Just like the pretty printing, a type checker performs some kind of (post-order) tree traversal. However, there is a key difference: the type checking traversal is context-sensitive, that is, it must record necessary context information. We can use dictionary data structures to record these information. For historical reason, such dictionaries are called symbol tables.

The design of the symbol table is highly-dependent on the language being compiled. For MiniJava, we have designed two symbol tables: 1) a class table; and 2) a method table. A class table maps a class name to its to instance variables and methods. And a method table map a method name to its parameters and locals variables.

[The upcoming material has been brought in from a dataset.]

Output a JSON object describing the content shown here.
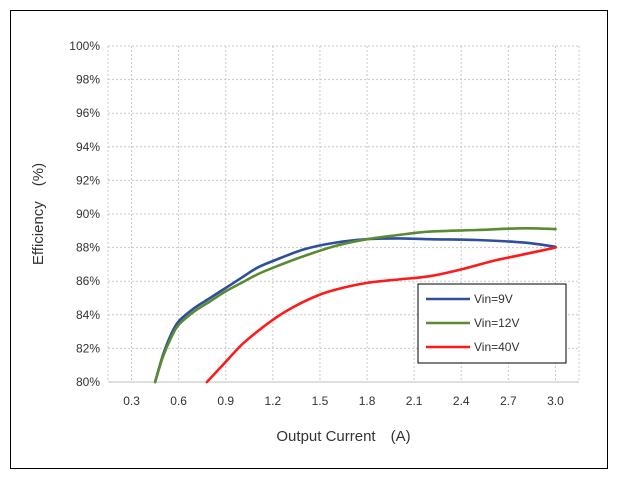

Read the code defining symbol table data structures in src/checker/*. We have provided you all code, make sure to understand the overall organization of these data structures. To debug your compiler implementation, you often need to dump the class table or method table. You can run your Tiger compiler with:

 $ java --enable-preview -cp bin Tiger -dump classtable
           -dump methodtable <inputFile>

Implementing Type Checking Rules

A type checker performs a post-order traversal of an abstract syntax tree. That is, a type checker first inspects each subtree and calculates a type for that subtree, respectively. When the type checker returns to the root of the tree, it compares the types returned from all subtrees and guarantees those types can be combined properly into a result type before returning. For example, for the tree node e1+e2, the type checker first inspects the left subtree e1 to calculate a type, say t1, then inspects the right subtree e2 to calculate a type t2. At the type checker returns to the root node "+", it will check that both t1 and t2 are int, before returning a type int as the final result.

Finish the code in the type checker src/checker/Checker.java, by filling in the missing code. In implementing the type checker, you can run the following command

 $ java --enable-preview -cp bin Tiger -builtin SumRec.java

in case that your parser has bugs.

To this point, your Tiger compiler can type check all MiniJava programs. Do not forget to test your compiler and fix any bugs before continuing.

Error Recovery

A type checker should report type errors to the programmers and should recover from type errors to detect and report as many errors as possible. The error recovery strategy in Tiger's current implementation is preliminary in that it only reports one error before exiting, but does not try to recover from an error.

Propose a better error recovery strategy and implement it in your Tiger compiler.

Declaration and Usage

Java, like many static languages, obeys a declaration-before-use rule, meaning that each variable in a program should have a unique static declaration site before all its usages. However, a variable declaration may have not been used at all. For such scenarios, the variable is said to be an unused variable. A good compiler might generate warning like:

Extend your Tiger compiler to issue warnings for unused variables.

In well-behaved Java programs, every variable should have been initialized before its usages, otherwise the usage of such a variable might produce unpredictable results. For uninitialized variables, good compilers might generate the following error:

        Error: Variable 'x' might not have been initialized

Propose a strategy to detect uninitialized variables, and implement your idea into your Tiger compiler.

Hand-in

This completes the lab. Remember to hand in your solution to the online teaching system.